There is something endlessly fascinating about the world of professional ballet. We know it to be filled with ruthless competition and occasionally ugly scandals, but we only catch a glimpse of it when it is all dressed up for company. The heightened anxieties of an industry obsessed with youth, perfection and impossible discipline make an excellent stage for drama.
Maggie Shipstead knows this well, and trades on our fascination with dancers in her new novel, Astonish Me. The story opens in 1970s Manhattan, a violent place that is almost unrecognizable today. Joan Joyce is a young ballerina with a quiet routine, which mostly takes her from the New York apartment she shares with a roommate, to rehearsal, to performances, and home again. She is not a star, but a member of the corps; her job is to blend in.
This seems all right by Joan, at least for a while. But she did not end up at the New York City Ballet by accident, and we learn that she is not quite as unambitious as she seems. Her small life becomes fraught with drama when she meets Arslan Ruskov, a young Russian dancer who is already well on his way to international celebrity. The two have a brief encounter in Paris and end up exchanging letters, until Ruskov asks her to help him escape from the Soviet Union. Ruskov is a clear stand-in for Mikhail Baryshnikov, widely considered one of the best dancers in history, more recently of Sex and the City fame. New York audiences love Ruskov, not only because he is extraordinary, but “also for having been born to the enemy, and coming to dance for them instead.”
Joan, on the other hand, is an unremarkable dancer, at least by the standards of the NYCB. Being touched by greatness is always a mixed blessing, and for Joan it confirms that her ambitions exceed her talent. To his surprise and delight, she gets involved with Jacob, her best friend from high school and a longtime admirer. When she becomes pregnant, she decides to retreat from the dance world for good. She marries Jacob and settles down for an ordinary life in a pristine Southern California suburb.
Of course, Joan’s story does not end there. We follow her back and forth across the country, the novel toggling between past and present, as we try to piece together exactly what unfolded between her and Ruskov.

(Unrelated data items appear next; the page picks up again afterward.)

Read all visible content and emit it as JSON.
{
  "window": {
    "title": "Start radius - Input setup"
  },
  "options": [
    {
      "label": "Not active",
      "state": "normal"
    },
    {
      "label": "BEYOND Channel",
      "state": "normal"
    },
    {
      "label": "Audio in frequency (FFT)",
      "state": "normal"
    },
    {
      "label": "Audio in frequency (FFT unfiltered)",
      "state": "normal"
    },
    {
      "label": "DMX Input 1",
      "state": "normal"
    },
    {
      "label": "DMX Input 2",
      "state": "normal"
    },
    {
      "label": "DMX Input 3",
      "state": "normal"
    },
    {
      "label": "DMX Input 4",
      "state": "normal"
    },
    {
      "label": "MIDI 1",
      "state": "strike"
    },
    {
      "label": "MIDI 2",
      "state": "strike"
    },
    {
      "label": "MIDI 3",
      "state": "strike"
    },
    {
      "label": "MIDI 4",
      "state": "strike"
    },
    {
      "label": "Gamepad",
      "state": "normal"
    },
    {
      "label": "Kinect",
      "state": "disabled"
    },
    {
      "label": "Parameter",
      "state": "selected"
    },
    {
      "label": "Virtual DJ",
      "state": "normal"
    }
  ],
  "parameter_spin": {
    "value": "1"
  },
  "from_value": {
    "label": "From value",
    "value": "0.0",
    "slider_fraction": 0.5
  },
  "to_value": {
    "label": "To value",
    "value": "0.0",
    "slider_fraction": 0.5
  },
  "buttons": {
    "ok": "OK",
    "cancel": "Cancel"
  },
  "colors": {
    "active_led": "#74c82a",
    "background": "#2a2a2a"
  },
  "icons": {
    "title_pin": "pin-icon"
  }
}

Joan is tortured by a single unanswered question: why Ruskov chose her to help him defect from the Soviet Union, and to briefly share his spotlight.
Astonish Me is Shipstead’s second novel, and in some ways, it is the opposite of her first. The action of Seating Arrangements, her 2012 debut, inhabited one boozy weekend in Nantucket, while Astonish Me spans continents, decades, and generations: from a theater in Paris to the grit and sweat of New York City in the ’70s; from the neat lawns of the Southern California suburbs in the ’90s to the almost-present day, back in New York. (When Joan returns to the city she feels gentrification “like a betrayal, as though it had purposely waited until she left to undergo a course of self-improvement and was now putting on airs.”) But though it covers immense time and space, this book is not what one would call “sweeping.” It is, like the dancers who populate its pages, small, elegant, and restrained. The novel is more interested in the flaws of its characters than in politics. The Cold War and even ballet are just backdrop for what is ultimately a love story, though not the one that you’re expecting. In the end, the novel is about the choices we make, and how they make us.
What is more familiar from Shipstead’s first novel is her beautiful prose style and incredible knack for social observation. During an awkward moment at a dinner party, most of the characters descend into laughter, and one humorless guest asks if they’ve gotten it out of their systems with “an air of beleaguered dignity, like the only sober one in a room full of drunks.” Shipstead also turns this keen critical eye on ballet itself. She writes, “Love in a ballet is something that does not exist and then suddenly does, its beginning marked by pantomime, faces fixed in rapture, a dance.”
If there is one thing not to like about this novel, it is only that it is perhaps a little too neat. The many story lines eventually converge, the mysteries are solved, and all is tied up with a bow. But that neatness might have been the very thing that made the book such a total pleasure to read. And in the hands of a writer as skilled as Shipstead, one doesn’t mind a happily ever after once in a while.